Comparative genomic analysis of novel conserved peptide upstream open reading frames in Drosophila melanogaster and other dipteran species
Department of Molecular and Cellular Biology, University of Arizona, Tucson, AZ 85721, USA
BMC Genomics 2008, 9:61 doi:10.1186/1471-2164-9-61Published: 1 February 2008
Upstream open reading frames (uORFs) are elements found in the 5'-region of an mRNA transcript, capable of regulating protein production of the largest, or major ORF (mORF), and impacting organismal development and growth in fungi, plants, and animals. In Drosophila, approximately 40% of transcripts contain upstream start codons (uAUGs) but there is little evidence that these are translated and affect their associated mORF.

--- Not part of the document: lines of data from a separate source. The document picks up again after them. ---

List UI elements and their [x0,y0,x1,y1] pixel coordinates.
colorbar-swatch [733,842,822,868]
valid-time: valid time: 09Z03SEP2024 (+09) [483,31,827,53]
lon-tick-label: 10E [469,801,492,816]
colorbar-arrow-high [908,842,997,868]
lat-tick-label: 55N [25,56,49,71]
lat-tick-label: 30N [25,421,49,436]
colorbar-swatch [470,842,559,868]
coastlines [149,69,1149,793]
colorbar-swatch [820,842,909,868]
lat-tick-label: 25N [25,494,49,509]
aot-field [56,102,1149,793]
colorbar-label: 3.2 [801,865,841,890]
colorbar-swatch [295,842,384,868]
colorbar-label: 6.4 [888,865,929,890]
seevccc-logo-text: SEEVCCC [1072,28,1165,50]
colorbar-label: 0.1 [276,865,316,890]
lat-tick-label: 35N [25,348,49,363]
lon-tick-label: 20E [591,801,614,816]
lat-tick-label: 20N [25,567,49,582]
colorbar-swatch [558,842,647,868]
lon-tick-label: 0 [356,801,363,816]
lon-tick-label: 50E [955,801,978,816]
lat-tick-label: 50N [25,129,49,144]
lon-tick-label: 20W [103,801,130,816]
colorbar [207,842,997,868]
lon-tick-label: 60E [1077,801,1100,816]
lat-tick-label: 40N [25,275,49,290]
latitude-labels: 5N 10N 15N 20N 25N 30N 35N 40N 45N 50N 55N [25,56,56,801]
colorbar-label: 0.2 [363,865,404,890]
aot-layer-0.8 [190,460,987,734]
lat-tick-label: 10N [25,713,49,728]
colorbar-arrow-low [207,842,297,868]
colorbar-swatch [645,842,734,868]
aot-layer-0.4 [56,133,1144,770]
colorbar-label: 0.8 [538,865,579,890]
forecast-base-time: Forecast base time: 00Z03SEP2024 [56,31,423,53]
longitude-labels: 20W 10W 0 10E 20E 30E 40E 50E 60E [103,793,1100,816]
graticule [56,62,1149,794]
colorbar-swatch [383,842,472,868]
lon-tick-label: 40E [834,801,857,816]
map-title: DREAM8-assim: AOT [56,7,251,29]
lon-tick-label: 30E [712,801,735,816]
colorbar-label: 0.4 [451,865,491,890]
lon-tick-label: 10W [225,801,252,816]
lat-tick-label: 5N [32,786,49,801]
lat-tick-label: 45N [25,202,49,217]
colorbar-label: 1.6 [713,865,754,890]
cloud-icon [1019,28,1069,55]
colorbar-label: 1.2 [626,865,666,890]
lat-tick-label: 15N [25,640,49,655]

Analyzing 19,389 Drosophila melanogaster transcript annotations and 666,153 dipteran EST sequences we have identified 44 putative conserved peptide uORFs (CPuORFs) in Drosophila melanogaster that show evidence of negative selection, and therefore are likely to be translated. Transcripts with CPuORFs constitute approximately 0.3% of the total number of transcripts, a similar frequency to the Arabidopsis genome, and have a mean length of 70 amino acids, much larger than the mean length of plant CPuORFs (40 amino acids). There is a statistically significant clustering of CPuORFs at cytological band 57 (p = 10-5), a phenomenon that has never been described for uORFs. Based on GO term and Interpro domain analyses, genes in the uORF dataset show a higher frequency of ORFs implicated in mitochondrial import than the genome-wide frequency (p < 0.01) as well as methyltransferases (p < 0.02).
Based on these data, it is clear that Drosophila contain putative CPuORFs at frequencies similar to those found in plants. They are distinguished, however, by the type of mORF they tend to associate with, Drosophila CPuORFs preferentially occurring in transcripts encoding mitochondrial proteins and methyltransferases. This provides a basis for the study of CPuORFs and their putative regulatory role in mitochondrial function and disease.